If you want to see the urban landscape that modern technology can enable, go to Shenzhen, where autonomous drones deliver you lunch and a fleet of autonomous buses run citywide. Or, go to Chongqing, which has levels like Blade Runner’s Los Angeles and they thread monorails through residential buildings. In Xiong’an, pipes, cables, and freight all run autonomously in underground tunnels monitored by thousands of sensors, while in Shanghai, a maglev ferries you from the airport at 200 mph, and an entirely autonomous dockyard handles more freight in a day than Long Beach does in a week.

In America’s reaction to AI—our most revolutionary innovation since the internet—you see the basis of our stagnation. There’s barely excitement about the new possibilities it creates. Instead, politicians are already searching for new methods to arrest its progress. Artists are trying to level copyright claims, writers are trying to preemptively ban it from bookstores, lawyers are pushing legislation to prevent it from generating contracts. Teachers are fighting its use in classrooms. Every facet of American society is organizing to preserve its own particular rent.

Because today’s America doesn’t have a pro-growth constituency. Every issue is blocked by some parochial interest guarding its own rent. Housing abundance is imperiled by both progressive anti-displacement politics and suburban homeowner conservatism.
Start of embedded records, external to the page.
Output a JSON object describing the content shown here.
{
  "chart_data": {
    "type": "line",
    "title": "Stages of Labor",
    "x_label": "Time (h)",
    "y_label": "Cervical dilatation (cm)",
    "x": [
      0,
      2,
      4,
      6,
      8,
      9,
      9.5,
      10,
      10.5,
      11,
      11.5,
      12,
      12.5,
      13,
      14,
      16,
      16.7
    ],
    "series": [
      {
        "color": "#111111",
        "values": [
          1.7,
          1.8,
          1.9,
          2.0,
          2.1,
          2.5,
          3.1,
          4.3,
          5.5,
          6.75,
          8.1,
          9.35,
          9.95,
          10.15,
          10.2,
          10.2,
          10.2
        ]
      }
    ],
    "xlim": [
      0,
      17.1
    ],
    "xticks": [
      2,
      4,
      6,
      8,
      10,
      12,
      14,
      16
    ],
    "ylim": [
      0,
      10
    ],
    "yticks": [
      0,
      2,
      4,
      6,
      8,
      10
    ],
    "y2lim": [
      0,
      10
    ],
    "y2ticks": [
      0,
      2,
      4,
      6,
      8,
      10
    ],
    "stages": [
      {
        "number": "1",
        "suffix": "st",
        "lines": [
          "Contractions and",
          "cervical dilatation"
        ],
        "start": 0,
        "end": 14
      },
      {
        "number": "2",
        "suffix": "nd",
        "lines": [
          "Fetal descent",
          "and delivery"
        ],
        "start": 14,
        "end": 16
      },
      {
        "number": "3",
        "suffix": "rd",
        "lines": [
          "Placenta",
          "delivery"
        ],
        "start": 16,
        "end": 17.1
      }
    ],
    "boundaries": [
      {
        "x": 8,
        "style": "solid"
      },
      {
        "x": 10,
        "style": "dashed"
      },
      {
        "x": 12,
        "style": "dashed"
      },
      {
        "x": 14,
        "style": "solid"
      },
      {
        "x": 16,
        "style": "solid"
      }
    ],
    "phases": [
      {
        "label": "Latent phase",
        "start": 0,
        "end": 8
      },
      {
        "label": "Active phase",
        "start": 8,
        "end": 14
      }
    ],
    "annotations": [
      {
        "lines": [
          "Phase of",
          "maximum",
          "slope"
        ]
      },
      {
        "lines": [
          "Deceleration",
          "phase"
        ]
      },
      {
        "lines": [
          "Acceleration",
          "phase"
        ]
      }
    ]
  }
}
Energy expansion is hampered by the left’s insistence on onerous environmental review processes and MAGA’s antipathy towards solar and wind. On re-industrialization, both left and right populists see this as a jobs program for their own identitarian goals. Each also opposes the degree of automation and foreign skilled labor this would require. Meanwhile, standard left-liberals object on various conservation, aesthetic, and environmental grounds. The left supports immigration on compassionate grounds but not strategic ones, while the right considers skilled immigration a threat to white male jobs and all immigration a “poisoning of the blood.”

It doesn’t take much extrapolation to chart our future from here. In a responsive democracy, parochial interests become impossible to dislodge. The cost of overturning them is concentrated on a single group, but the benefits are diffuse across the population: that makes it impossible to build a strong opposing coalition. Governments become beholden to those interests and lose the ability to actually serve the population. Voters notice the dysfunction but cannot diagnose it correctly, leading to epiphany politics and zero-sum populism.

And the nation experiences a decline entirely of its own choosing.

Perhaps, once America joins Europe in Ogygia—both former hegemons consigned to merely watch the coming of a new world on foreign shores—it can contest a claim to its a new, more befitting title: the regulatory superpower.